The ex gratia compensation payouts were confidential and did not set any legal precedent, Defence Minister Joel Fitzgibbon said today, but he conceded the case demanded the Australian Defence Force address its culture and military justice system.
The issue has been a long and sad saga, Fitzgibbon said.
"The families are entitled to feel that the death of their sons was partly caused by shortcomings in the defence force system," Fitzgibbon told ABC Radio today.
"They are, of course, entitled to feel also that the after events weren't handled all that well in some cases."
Fitzgibbon said the families lodged their claims with the government in 2005 and the previous government's failure to address the issue earlier only added to their pain and frustration.
The four soldiers are:
* Private David Hayward who hanged himself in Perth in March 2004 while absent without leave.
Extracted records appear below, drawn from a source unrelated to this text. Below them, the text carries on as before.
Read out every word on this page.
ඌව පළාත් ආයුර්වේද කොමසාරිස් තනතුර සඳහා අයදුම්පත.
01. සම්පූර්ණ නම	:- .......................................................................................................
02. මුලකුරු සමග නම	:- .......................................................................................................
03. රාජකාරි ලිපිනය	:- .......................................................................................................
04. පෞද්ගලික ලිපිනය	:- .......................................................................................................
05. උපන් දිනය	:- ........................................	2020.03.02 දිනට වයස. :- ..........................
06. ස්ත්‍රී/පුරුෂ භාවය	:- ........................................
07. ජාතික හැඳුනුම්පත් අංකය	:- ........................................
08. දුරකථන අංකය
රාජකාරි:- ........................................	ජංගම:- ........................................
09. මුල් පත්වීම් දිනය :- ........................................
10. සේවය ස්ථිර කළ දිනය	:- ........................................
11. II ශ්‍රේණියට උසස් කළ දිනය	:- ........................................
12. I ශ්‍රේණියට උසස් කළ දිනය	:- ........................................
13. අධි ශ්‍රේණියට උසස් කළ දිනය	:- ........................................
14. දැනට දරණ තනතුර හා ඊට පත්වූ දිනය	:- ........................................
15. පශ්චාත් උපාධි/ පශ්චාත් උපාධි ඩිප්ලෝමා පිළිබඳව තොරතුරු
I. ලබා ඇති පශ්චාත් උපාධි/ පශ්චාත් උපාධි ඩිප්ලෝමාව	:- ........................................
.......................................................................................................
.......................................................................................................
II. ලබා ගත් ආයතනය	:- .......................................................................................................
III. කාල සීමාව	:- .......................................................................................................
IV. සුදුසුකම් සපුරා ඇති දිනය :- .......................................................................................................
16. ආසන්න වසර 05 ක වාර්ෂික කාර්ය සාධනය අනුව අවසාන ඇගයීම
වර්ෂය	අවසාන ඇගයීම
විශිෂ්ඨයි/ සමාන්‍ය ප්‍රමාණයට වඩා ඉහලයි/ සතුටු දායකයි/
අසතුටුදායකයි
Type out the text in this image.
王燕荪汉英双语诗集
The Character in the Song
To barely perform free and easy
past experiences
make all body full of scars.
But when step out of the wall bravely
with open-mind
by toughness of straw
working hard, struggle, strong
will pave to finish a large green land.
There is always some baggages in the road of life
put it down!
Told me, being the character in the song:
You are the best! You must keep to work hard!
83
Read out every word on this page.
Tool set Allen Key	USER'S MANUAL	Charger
His parents believe he was bullied.
* Gunner John Satatas was found hanged at Holsworthy in April 2003. He had complained of mistreatment, including bullying and racial abuse.
* Private Jeremy Williams who hanged himself on February 2, 2003. In the week before his death, he told his parents he was made to feel worthless, useless, scum and shameful because he was injured and had been transferred to a rehabilitation platoon.
* Lance Corporal Nicholas Shiels who took his own life on December 29, 1996, four years after a live firing exercise in which he accidentally shot and killed a fellow recruit.
Fitzgibbon said, "Importantly, we like to think that they at least partly compensate the families for the pain and emotional suffering they have gone through in recent years," he said.
"Of course, no amount of money can ever be enough to replace the loss of a son but I hope it does assist and I hope now that the families can have closure and move on with their lives."
Fitzgibbon said there had been substantial reforms to the military justice system.
"But we must always continue to work on that point," he said.
"We have also got coming a review of the military compensation scheme more generally to ensure that, in the future, cases like this can be properly and definitely addressed."
Charles Williams, the father of Jeremy Williams, said they were looking for improvements to the system to stamp out bullying and bastardisation.
"Hopefully, this may be a panacea for the reforms that we are looking to see happen where the bullies ultimately dealt with are punished, not rewarded and promoted," he told ABC radio.